Brain Vaccine Made From Patients' Tumours Could Extend Life For A Year

Brain Cancer Patients Treated With Vaccine Made From Own Tumours

A personalised brain cancer vaccine made from patients' own tumours has been shown to extend life by more than a year.

The injected vaccine, combined with standard treatment, proved effective in a US clinical trial involving around 120 patients.

All participants had glioblastoma multiforme tumours, a deadly form of brain cancer which kills 98% of sufferers within five years.

The disease is normally treated with surgery, radiotherapy and chemotherapy, but always recurs.

In the Phase II trial, scientists tested a vaccine based on "heat shock" proteins taken from surgically removed tumours.

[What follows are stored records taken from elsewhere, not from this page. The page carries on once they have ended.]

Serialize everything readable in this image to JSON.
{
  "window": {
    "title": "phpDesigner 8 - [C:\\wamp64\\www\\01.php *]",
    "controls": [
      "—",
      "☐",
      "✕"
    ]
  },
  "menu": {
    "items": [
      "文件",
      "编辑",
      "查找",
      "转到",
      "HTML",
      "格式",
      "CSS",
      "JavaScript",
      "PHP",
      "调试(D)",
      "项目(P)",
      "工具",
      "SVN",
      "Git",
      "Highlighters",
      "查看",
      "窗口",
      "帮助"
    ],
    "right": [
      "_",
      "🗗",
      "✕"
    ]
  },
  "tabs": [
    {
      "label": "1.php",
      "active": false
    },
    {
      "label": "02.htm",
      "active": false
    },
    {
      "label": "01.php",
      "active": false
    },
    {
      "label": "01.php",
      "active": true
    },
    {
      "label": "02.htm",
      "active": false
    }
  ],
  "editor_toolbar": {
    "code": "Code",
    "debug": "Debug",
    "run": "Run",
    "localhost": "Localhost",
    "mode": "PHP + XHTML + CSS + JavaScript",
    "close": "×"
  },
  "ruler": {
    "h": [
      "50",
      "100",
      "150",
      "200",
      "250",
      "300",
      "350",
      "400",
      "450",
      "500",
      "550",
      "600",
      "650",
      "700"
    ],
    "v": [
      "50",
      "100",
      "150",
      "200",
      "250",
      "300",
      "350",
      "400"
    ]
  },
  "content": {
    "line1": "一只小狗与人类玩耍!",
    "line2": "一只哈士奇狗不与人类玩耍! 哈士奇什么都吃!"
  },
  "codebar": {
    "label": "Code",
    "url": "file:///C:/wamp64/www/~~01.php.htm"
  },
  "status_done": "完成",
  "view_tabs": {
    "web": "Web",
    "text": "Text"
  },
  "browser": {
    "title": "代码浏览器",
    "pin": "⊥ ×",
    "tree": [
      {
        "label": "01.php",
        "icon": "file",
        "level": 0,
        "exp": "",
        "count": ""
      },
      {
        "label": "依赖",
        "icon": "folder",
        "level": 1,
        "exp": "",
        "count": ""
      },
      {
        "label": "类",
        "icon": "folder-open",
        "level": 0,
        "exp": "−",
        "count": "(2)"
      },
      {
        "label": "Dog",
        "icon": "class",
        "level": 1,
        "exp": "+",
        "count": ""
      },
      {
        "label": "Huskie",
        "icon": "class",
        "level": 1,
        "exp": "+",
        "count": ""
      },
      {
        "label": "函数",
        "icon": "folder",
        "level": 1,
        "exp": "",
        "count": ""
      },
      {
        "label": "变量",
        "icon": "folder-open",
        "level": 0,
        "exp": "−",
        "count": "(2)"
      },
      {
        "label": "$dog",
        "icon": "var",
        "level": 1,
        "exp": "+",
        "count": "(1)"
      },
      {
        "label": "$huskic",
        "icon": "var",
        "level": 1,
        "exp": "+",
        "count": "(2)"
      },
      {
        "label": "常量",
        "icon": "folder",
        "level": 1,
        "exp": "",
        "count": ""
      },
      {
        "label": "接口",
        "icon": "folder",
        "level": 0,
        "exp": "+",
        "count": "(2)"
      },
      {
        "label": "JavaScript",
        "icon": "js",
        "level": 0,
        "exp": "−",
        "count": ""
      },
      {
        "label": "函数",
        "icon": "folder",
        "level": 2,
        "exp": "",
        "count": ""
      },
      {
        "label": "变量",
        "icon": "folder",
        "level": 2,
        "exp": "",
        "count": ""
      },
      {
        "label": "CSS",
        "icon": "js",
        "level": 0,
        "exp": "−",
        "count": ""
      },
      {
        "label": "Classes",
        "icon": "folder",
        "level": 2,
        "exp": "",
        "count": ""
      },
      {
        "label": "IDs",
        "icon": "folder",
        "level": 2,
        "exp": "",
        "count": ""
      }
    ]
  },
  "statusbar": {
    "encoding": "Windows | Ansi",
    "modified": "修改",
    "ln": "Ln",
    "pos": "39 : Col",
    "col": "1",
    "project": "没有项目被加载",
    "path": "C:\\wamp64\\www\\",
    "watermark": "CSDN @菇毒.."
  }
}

Heat shock proteins are produced in response to stress and are highly active in cancer cells.

Compared with 80 untreated patients, the vaccine increased the survival of more than 40 patients by several months on average.

Several patients given the vaccine are still alive after more than a year.

Trial leader neurosurgeon Dr Andrew Parsa, from the University of California at San Francisco, said: "These results are provocative. They suggest that doctors may be able to extend survival even longer by combining the vaccine with other drugs that enhance this immune response."

The results were presented today at the annual meeting of the American Association of Neurological Surgeons in Miami, Florida.

A larger randomised trial comparing the effectiveness of the vaccine with the chemotherapy drug Avastin is to be conducted by the US National Cancer Institute, which began enrolling patients this year.

Each year around 4,700 patients in the UK are diagnosed with malignant brain tumours, and around 4,000 die from the disease.